To: Tom Clarke who wrote (1025)5/5/2001 5:39:07 AM
From: GUSTAVE JAEGER  Read Replies (2) | Respond to of 23908
 
Follow-up to my post on France's past jackboot in Algeria:

General's Confessions of Torture Stun France
Barry James International Herald Tribune

Saturday, May 5, 2001

PARIS
A retired French Army general's confession that he and others tortured and murdered victims as a matter of routine during the Algerian civil war is shaking the highest level of state in France, with President Jacques Chirac stating Friday that he was "horrified" by the revelations and disposed to punish the 83-year-old former officer.
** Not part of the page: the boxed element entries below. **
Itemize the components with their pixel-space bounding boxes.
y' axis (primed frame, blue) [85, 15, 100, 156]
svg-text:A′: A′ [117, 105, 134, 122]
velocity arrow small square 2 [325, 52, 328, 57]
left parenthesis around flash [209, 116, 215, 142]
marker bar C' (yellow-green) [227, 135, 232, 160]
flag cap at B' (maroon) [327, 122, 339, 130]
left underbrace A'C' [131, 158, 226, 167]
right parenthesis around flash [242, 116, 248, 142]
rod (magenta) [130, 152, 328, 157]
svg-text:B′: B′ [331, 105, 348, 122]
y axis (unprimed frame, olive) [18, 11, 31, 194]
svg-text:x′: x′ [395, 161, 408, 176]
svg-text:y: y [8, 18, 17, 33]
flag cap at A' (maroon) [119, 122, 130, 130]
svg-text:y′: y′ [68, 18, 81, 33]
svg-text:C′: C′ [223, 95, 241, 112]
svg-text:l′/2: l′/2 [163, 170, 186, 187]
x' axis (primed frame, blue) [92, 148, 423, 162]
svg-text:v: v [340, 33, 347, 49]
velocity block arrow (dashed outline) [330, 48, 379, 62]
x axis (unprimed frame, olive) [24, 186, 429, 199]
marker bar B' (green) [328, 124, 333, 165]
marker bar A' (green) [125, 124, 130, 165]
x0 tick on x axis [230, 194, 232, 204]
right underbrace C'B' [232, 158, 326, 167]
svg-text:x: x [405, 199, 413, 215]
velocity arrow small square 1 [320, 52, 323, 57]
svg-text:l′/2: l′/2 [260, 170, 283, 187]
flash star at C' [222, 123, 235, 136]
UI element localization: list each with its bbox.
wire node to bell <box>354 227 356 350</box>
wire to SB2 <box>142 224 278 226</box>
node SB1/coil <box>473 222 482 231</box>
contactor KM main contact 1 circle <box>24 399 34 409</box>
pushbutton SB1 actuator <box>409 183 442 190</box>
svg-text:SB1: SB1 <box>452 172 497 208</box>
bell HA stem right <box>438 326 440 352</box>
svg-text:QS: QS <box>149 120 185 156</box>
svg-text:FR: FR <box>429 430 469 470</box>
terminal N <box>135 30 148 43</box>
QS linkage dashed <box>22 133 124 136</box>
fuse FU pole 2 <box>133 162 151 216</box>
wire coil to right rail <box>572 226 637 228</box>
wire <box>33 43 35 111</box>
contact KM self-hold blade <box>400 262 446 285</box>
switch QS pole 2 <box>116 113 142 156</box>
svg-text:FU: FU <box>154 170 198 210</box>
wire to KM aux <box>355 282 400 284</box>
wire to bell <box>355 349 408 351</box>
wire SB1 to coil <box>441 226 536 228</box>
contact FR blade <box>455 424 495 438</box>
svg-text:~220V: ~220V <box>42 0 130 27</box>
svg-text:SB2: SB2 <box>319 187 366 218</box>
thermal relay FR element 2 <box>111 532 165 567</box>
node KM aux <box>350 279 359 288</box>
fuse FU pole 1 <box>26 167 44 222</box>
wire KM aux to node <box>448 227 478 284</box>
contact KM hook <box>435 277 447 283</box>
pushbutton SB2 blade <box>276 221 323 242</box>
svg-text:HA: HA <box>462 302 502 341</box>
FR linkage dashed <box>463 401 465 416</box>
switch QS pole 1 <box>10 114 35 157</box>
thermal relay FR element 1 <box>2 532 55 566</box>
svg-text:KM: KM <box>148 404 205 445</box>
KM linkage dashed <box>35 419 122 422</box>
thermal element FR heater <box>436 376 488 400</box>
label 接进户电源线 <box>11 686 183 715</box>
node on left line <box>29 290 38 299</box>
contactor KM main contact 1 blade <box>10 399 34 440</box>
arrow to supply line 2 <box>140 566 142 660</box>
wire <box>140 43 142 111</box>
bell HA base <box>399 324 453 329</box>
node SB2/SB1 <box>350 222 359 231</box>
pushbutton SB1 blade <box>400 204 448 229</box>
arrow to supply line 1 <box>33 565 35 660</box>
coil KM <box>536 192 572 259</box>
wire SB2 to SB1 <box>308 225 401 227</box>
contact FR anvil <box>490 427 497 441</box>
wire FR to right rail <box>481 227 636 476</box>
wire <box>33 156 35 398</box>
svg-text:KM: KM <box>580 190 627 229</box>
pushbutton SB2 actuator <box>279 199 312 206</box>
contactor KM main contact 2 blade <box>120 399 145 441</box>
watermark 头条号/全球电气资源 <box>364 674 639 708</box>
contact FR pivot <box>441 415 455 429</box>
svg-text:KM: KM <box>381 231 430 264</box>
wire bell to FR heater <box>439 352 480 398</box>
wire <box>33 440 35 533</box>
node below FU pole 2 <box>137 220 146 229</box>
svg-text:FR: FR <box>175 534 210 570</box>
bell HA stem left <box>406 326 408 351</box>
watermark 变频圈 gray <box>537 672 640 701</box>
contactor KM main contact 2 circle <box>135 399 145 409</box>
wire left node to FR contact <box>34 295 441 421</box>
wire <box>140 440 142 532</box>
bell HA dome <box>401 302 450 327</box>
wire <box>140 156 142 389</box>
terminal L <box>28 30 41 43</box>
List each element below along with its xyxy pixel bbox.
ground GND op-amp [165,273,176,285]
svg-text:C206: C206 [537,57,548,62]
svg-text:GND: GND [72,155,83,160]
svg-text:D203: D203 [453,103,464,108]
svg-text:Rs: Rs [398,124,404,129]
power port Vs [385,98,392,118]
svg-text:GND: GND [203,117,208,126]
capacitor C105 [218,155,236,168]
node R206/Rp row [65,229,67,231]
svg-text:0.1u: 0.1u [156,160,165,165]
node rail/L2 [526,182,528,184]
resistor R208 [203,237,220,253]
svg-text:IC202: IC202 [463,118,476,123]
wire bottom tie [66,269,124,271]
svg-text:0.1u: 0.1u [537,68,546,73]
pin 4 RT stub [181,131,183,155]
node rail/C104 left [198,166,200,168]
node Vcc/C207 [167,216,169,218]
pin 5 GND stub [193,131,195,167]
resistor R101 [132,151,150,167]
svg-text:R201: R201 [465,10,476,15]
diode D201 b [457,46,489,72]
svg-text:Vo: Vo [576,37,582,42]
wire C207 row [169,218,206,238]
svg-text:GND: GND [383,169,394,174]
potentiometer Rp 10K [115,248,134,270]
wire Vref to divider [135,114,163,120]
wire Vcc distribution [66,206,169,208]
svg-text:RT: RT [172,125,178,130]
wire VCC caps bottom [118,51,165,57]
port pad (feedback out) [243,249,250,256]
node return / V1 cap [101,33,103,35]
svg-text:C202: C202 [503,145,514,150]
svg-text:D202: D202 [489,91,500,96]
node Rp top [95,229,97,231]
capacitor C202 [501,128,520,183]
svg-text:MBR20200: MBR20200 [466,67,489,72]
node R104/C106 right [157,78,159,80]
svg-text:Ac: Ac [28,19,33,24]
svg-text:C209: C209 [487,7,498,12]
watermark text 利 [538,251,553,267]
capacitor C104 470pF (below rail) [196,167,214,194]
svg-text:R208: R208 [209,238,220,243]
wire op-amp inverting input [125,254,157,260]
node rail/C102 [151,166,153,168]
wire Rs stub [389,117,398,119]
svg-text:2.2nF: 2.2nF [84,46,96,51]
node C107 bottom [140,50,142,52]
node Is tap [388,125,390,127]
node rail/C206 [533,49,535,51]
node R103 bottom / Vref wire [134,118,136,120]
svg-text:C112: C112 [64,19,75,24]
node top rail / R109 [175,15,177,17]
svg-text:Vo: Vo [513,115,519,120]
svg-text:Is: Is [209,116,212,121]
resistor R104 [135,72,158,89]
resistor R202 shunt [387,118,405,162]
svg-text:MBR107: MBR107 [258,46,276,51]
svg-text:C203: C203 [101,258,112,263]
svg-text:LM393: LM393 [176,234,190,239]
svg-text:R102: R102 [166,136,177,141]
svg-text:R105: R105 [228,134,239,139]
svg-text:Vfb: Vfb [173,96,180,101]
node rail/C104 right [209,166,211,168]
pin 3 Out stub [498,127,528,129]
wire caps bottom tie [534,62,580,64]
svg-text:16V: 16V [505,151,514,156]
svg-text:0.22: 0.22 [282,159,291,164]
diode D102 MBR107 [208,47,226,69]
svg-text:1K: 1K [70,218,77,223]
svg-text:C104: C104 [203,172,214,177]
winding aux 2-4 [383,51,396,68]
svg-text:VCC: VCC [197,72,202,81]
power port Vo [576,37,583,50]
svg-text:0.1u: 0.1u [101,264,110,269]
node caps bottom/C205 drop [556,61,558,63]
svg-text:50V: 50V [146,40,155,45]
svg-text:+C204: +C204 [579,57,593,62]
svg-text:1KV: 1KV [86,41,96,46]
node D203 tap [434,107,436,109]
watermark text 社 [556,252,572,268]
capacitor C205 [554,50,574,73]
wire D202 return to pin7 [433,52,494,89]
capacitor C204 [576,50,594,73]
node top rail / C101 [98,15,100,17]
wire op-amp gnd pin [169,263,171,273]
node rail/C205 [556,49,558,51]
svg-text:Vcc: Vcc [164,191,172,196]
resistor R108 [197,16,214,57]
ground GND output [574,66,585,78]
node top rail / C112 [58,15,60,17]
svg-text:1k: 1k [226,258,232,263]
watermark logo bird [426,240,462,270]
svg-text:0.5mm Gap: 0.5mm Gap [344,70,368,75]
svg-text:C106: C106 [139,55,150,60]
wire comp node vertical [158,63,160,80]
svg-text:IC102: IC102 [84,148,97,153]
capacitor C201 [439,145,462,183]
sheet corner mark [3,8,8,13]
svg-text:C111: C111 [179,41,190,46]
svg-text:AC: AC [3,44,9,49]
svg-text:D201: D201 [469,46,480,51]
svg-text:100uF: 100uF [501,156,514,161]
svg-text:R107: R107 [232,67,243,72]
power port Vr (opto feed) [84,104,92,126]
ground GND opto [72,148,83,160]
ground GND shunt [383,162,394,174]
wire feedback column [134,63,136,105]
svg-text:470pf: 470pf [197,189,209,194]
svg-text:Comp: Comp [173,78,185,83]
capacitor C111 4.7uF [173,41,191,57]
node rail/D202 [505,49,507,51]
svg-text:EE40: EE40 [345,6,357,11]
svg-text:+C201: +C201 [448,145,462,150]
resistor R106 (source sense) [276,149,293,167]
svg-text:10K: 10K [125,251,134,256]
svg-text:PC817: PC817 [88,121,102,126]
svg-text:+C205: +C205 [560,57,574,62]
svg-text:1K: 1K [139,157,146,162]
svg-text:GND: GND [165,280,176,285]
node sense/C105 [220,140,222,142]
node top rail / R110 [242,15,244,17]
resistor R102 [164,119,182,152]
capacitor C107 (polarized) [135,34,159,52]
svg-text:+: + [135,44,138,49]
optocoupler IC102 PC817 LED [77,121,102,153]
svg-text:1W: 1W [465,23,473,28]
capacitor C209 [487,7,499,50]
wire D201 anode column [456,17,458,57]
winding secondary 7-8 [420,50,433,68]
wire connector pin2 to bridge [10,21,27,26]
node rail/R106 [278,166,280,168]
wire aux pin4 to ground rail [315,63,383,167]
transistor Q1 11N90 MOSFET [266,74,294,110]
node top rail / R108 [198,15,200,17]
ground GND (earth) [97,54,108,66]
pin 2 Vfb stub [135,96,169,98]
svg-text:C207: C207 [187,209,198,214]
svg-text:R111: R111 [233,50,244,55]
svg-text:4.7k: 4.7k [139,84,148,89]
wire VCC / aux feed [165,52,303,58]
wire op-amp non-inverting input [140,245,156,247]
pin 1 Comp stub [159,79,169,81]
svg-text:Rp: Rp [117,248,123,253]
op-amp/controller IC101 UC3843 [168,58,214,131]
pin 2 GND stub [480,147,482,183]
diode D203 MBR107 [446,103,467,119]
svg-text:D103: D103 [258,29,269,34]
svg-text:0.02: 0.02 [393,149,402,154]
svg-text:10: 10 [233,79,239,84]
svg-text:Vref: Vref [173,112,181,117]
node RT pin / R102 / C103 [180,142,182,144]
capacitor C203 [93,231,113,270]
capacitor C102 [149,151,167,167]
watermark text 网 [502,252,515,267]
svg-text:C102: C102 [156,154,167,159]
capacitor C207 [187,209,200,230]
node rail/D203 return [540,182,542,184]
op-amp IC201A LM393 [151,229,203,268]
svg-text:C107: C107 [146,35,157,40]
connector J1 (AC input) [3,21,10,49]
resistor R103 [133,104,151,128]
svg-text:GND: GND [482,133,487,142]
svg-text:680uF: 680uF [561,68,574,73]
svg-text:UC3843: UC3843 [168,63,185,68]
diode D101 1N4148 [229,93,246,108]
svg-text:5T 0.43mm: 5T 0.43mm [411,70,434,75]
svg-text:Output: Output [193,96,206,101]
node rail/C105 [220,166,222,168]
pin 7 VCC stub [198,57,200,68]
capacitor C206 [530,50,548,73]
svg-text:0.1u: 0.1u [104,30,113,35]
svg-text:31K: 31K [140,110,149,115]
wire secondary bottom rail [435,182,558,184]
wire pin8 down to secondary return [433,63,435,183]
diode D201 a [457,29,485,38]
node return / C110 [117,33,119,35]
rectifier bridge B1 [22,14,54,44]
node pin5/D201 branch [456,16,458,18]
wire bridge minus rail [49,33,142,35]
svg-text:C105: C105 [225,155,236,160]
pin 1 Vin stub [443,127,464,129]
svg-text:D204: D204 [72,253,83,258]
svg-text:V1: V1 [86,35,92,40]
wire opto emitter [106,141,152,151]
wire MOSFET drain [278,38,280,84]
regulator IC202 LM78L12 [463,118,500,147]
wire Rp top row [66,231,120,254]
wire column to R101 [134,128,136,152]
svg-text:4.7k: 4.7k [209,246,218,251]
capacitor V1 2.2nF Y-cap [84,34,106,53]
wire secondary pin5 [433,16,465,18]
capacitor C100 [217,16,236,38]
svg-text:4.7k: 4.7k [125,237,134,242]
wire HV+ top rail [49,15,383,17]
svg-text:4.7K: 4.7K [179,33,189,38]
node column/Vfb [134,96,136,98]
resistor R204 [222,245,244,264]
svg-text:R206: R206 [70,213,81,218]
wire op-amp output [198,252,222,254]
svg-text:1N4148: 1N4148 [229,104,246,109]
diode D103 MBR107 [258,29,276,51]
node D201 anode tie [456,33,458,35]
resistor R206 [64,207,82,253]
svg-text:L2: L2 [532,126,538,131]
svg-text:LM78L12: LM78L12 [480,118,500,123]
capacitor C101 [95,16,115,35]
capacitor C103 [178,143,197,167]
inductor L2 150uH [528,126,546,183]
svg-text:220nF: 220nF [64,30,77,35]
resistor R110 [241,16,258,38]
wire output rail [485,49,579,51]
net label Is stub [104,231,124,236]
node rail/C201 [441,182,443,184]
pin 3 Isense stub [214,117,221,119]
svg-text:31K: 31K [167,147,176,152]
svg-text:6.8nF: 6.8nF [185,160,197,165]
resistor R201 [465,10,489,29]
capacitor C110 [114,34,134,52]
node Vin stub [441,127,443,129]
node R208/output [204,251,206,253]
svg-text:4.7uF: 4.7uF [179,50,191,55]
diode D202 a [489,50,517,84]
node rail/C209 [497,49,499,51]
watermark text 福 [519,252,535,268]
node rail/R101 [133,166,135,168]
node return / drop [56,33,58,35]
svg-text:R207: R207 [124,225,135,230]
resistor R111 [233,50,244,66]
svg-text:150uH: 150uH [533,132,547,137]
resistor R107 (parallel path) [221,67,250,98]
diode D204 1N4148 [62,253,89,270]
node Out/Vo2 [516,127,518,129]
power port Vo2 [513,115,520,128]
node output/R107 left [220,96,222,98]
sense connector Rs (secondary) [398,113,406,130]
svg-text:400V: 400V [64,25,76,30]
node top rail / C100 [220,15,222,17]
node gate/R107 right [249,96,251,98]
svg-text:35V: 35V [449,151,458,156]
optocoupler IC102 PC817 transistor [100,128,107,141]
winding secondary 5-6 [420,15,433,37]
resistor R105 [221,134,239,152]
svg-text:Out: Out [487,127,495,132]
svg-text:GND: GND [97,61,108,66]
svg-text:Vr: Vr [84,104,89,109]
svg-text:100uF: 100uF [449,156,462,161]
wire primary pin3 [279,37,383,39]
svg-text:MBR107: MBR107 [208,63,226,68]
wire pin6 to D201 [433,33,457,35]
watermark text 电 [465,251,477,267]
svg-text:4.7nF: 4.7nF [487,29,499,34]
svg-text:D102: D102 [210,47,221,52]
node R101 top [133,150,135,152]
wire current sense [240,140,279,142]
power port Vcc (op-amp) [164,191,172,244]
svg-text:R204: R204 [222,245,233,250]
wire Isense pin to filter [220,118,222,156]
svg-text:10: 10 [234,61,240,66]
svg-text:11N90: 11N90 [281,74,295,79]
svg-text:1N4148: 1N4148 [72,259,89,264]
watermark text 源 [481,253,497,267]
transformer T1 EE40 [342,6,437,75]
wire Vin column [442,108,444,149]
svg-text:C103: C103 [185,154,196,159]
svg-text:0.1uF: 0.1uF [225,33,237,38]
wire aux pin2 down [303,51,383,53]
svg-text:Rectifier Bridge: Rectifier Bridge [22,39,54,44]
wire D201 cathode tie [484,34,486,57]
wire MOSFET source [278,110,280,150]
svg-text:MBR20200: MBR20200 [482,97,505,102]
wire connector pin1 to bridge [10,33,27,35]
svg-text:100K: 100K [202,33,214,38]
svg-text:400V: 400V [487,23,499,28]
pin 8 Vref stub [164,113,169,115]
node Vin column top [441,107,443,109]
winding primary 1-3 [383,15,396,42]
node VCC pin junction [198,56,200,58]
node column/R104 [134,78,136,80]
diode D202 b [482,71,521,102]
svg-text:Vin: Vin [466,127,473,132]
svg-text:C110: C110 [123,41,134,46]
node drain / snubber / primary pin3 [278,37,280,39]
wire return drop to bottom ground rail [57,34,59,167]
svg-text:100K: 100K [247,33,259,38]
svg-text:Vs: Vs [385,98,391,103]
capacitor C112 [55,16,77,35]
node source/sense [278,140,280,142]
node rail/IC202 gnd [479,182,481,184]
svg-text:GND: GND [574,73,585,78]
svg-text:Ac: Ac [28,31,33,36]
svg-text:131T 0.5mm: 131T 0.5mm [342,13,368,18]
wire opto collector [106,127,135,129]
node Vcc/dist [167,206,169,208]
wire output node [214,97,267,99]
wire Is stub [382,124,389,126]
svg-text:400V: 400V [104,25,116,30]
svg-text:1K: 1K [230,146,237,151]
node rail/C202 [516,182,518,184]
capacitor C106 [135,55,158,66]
Mr. Chirac ordered the removal of General Paul Aussaresses from the Legion of Honor, an award for service or achievement, and said he had asked the defense minister, Alain Richard, to propose possible disciplinary action. A statement from the Elysee Palace said the president was horrified by the disclosures and that nothing could justify such acts.

A former counterintelligence officer and parachutist, General Aussaresses also holds the Resistance Medal for his action with the Free French Forces in World War II.

"The situation was explosive," he said in a book published this week, explaining why he resorted to torture during the battle of Algiers in 1957, when 10,000 French paratroopers surrounded the Muslim Casbah and succeeded in largely destroying a 1,400-man rebel underground network and blowing up the suspected headquarters of the National Liberation Front.

"There were threats of bombing attacks all the time and everywhere," he added. "I needed information, I had to win time and I didn't have the right to hesitate. It's efficient, torture. Most people crack and talk. Then, most of the time, we killed them."

The one positive outcome from the Aussaresses affair is that the truth about the Algerian war of independence more than four decades ago may now come into the open. Official records from the period were opened last week. Mr. Chirac, who served in Algeria before the period described in General Aussaresses' book, said he hoped historians would be quick to shed light on the period.